Analisis Sentimen Penerapan Deep Learning dan Analisis Sentimen terhadap Gap Kompetensi Lulusan Lembaga Pendidikan dan Pelatihan Vokasi terhadap Dunia Kerja dengan Metode Long Short-Term Memory (LSTM)

  • Susilawati Yahya * Mail Universitas Pembangunan Panca Budi Medan, Indonesia
  • Zulham Sitorus Universitas Pembangunan Panca Budi, Indonesia
  • Muhammad Iqbal Universitas Pembangunan Panca Budi, Indonesia
  • Darmeli Nasution Universitas Pembangunan Panca Budi, Indonesia
  • Rian Farta Wijaya Universitas Pembangunan Panca Budi, Indonesia
Keywords: analisis sentimen, deep learning, LSTM, kompetensi lulusan, pendidikan vokasi.

Abstract

The gap between vocational graduates’ competencies and labor market demands remains a pressing issue in Indonesia.

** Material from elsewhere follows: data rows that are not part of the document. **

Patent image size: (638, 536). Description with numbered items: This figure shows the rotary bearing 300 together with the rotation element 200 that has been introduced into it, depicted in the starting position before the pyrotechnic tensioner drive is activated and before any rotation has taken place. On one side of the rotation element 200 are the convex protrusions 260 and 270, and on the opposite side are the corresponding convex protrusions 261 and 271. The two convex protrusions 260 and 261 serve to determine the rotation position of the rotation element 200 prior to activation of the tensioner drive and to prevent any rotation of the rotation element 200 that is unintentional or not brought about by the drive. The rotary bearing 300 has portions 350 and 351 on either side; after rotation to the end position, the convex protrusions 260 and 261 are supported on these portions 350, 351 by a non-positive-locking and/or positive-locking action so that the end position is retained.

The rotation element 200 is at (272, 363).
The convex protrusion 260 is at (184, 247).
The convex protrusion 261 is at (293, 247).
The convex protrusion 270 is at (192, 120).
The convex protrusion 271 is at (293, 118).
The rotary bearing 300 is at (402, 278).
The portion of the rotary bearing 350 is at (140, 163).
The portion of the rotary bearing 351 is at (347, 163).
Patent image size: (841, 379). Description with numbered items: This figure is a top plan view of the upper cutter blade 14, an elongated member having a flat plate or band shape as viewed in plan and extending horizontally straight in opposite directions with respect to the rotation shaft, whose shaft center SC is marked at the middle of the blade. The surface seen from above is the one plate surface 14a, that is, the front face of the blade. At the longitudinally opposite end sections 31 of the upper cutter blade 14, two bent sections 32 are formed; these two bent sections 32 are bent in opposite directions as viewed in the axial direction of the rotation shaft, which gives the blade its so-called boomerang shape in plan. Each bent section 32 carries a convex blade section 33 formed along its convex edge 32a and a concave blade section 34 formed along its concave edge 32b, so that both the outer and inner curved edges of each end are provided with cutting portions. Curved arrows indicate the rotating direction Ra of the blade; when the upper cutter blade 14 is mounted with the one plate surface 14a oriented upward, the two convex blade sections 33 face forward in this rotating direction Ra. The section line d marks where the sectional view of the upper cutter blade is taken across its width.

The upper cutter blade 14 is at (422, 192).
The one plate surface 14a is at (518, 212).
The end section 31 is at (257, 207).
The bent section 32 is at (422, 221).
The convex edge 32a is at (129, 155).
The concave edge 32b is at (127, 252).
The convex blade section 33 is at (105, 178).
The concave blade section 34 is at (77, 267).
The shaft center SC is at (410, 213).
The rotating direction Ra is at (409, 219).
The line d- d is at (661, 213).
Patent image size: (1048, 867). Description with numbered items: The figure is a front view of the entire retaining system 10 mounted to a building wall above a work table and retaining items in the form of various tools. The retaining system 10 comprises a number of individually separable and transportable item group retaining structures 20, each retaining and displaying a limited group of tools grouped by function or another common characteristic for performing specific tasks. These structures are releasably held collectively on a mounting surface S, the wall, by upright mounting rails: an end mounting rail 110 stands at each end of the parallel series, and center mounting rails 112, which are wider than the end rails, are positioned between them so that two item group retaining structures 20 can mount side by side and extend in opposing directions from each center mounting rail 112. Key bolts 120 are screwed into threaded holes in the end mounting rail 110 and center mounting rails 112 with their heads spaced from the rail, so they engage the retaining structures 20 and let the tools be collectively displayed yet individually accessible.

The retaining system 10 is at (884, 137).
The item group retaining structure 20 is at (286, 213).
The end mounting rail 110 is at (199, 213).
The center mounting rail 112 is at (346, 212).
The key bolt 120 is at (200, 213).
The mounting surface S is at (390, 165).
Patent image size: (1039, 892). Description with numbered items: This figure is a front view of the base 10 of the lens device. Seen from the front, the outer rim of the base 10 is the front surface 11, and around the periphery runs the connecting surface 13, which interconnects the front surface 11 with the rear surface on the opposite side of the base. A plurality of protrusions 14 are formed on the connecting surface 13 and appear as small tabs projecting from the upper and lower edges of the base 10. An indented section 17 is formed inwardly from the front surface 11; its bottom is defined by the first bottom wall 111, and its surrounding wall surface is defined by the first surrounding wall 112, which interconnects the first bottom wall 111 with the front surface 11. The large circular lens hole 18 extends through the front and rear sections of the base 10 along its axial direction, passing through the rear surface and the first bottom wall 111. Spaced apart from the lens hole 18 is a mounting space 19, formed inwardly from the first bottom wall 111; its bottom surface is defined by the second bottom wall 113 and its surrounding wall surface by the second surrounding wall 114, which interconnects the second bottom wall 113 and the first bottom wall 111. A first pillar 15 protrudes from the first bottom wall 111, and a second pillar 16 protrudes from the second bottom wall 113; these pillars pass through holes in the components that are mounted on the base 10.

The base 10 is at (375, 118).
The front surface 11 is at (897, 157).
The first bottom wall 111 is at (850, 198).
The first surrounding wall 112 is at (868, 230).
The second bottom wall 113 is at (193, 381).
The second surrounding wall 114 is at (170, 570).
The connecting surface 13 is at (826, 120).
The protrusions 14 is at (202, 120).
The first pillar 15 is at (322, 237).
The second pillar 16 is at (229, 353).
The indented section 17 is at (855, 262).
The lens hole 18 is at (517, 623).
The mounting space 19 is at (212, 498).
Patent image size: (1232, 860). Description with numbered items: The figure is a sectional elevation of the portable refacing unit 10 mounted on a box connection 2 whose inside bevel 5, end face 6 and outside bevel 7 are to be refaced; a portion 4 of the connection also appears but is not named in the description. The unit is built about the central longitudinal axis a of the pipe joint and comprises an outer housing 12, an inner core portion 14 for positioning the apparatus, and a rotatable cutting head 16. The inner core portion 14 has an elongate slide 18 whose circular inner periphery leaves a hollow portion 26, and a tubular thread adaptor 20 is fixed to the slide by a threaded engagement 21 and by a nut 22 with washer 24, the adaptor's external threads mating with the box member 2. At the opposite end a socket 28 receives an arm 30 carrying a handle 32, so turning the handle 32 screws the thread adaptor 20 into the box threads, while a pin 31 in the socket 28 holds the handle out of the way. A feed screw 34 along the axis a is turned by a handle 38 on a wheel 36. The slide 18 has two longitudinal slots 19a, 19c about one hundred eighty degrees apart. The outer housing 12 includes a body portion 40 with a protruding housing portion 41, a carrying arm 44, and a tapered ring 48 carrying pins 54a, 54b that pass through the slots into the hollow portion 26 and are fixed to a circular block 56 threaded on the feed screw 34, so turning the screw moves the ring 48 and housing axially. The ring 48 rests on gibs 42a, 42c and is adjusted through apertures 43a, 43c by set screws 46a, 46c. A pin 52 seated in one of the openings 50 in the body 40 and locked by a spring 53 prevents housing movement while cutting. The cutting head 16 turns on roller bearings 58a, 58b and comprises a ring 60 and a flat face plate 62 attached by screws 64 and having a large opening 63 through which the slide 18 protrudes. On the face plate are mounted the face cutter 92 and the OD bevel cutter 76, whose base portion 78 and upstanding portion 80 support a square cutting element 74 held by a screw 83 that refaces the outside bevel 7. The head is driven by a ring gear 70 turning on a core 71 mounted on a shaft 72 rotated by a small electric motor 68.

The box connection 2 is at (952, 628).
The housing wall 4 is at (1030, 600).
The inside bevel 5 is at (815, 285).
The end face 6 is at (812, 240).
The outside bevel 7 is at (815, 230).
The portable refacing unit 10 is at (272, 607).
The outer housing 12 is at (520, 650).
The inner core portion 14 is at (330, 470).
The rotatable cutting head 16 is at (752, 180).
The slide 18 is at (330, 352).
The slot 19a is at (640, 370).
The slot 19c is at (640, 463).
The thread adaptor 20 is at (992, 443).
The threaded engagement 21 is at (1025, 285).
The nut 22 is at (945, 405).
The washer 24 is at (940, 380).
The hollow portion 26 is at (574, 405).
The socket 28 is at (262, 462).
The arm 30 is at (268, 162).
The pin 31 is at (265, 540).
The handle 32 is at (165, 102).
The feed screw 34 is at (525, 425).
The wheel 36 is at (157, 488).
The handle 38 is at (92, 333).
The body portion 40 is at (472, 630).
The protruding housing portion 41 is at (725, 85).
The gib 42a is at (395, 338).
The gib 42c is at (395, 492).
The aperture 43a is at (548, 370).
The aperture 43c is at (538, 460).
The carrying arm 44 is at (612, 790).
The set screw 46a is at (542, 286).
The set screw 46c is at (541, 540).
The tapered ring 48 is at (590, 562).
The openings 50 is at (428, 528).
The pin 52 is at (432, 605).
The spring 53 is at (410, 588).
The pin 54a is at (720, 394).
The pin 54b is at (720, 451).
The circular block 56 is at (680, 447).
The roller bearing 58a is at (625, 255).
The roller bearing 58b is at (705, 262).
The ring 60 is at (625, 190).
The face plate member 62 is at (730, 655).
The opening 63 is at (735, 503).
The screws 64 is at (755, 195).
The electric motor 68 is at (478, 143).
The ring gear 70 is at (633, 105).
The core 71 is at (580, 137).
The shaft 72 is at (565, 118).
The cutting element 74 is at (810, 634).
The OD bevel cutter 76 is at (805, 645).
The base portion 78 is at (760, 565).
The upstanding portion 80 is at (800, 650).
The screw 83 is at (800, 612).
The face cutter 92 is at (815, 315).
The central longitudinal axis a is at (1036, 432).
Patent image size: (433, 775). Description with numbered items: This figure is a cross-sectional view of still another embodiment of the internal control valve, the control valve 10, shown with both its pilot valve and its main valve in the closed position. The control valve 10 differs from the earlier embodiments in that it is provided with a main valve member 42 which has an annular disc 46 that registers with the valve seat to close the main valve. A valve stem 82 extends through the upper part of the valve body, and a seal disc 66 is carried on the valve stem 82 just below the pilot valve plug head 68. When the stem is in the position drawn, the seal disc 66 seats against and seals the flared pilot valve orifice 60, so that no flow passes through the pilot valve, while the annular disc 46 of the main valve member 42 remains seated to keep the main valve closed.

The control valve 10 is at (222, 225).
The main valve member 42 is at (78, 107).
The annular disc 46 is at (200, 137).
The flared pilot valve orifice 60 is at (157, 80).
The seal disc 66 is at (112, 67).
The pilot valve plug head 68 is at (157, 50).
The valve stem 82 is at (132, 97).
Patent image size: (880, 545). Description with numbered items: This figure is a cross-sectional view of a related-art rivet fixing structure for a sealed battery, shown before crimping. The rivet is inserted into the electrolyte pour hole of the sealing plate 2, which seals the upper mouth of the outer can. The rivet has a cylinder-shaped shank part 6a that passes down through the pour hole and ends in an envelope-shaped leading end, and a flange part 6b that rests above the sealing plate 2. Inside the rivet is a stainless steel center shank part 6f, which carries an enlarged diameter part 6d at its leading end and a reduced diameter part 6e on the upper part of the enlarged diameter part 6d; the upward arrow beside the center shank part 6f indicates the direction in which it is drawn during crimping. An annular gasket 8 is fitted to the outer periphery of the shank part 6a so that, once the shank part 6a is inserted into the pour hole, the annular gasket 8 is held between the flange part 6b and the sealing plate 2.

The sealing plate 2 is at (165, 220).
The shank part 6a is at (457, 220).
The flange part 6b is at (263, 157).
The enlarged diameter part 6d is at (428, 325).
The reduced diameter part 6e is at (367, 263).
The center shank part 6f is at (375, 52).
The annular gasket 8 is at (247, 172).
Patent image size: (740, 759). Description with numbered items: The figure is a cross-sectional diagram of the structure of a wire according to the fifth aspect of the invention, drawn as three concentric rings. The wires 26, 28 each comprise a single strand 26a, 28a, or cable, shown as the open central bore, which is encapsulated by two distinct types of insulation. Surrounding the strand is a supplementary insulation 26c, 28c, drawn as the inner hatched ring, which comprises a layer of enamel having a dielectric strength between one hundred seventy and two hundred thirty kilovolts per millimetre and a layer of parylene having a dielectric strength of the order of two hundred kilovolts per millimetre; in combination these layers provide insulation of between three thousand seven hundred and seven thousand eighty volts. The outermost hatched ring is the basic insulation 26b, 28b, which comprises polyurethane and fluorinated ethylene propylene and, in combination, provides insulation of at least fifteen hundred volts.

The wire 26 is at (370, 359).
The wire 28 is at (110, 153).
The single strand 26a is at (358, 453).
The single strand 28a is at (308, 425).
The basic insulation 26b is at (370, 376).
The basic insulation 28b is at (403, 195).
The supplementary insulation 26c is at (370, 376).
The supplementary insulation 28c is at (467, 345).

This study aims to analyze alumni perceptions regarding the alignment between competencies acquired during their studies at LP3I Banda Aceh and real-world job requirements. A quantitative approach was adopted using a deep learning method based on Long Short-Term Memory (LSTM). Data were collected through an online survey containing open-ended responses from 934 alumni, followed by preprocessing, tokenization, lexicon-based sentiment labeling, and data splitting into training and testing sets. The models developed included pure LSTM, LSTM with class weights, and Bidirectional LSTM (BiLSTM). Results indicate that BiLSTM achieved the highest performance with 90% accuracy and a weighted F1-score of 0.91. Additionally, 44.5% of respondents expressed neutral or negative sentiments, highlighting a mismatch between acquired competencies and industry demands. These findings underscore the urgency of curriculum evaluation and stronger collaboration between vocational institutions and the labor market. This study demonstrates that deep learning offers an efficient and objective tool for competency mapping in vocational education.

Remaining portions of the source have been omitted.